Jesus called the children to him and said: “Let the little children come to me, and do not hinder them, for the kingdom of God belongs to such as these. Truly I tell you, anyone who will not receive the kingdom of God like a little child will never enter it.”
Whether or not we accept God’s Name, all of us share it. So why does it feel so awkward to say “My Father” in public?
“Every Being In The Universe” – KPAX, 2001
What does it mean to accept God’s Name? Many faiths tell us the Name is ours by birthright. Why then does it seem odd to assert direct lineage to God—and much more proper to honor our human parents?

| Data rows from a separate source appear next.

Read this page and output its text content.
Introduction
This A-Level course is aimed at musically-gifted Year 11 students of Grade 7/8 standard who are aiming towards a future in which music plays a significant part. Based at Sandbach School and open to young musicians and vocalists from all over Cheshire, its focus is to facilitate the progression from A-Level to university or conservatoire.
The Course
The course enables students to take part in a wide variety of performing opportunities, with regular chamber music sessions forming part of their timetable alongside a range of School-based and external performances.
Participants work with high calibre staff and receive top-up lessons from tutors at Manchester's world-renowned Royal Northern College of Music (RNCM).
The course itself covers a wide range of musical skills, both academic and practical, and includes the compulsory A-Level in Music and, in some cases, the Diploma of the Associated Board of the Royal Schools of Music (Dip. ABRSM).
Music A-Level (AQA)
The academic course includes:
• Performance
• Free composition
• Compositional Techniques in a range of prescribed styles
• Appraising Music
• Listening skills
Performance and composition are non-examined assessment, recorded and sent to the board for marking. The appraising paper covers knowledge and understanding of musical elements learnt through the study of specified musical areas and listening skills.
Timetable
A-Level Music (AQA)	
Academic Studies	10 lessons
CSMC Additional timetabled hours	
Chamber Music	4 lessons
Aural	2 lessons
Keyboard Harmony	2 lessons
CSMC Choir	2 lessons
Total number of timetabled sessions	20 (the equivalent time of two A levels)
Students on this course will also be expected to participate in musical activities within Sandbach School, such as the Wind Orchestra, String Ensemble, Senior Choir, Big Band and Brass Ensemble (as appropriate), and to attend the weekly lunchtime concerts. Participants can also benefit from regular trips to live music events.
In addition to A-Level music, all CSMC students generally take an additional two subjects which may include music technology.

“Because you offend those who don’t believe what you believe,” chides the human world. I see. So it’s good to name my human dad, but not my real father? By itself, belief in a creator is not a religion. But just imagine telling someone in the grocery store what your Father in heaven said to you last night. Once in a while I do this. My hope is that when I accept God’s Name as a normal, everyday thing for myself, so might others. Someone asked us to do this a while back. He didn’t seem too concerned about offending people.
“Do not call anyone on earth ‘father,’ for you have one Father, and he is in heaven.” Matthew 23:9
My rather unsettling journey into chaos raises an important truth. Those who seek spiritual truth need only ask God for help. When I did, I also asked Father to show me the kingdom of God. I’m fairly sure that I didn’t say “kingdoms,” but that’s what I got. There exists an infinite number of kingdoms. Some are ruled by living beings, some by God, and at least one realm doesn’t seem to have a ruler.
That would be chaos. Imagine yourself cast adrift in a realm where thought does not exist. Whose name will you call on when you can’t remember your own?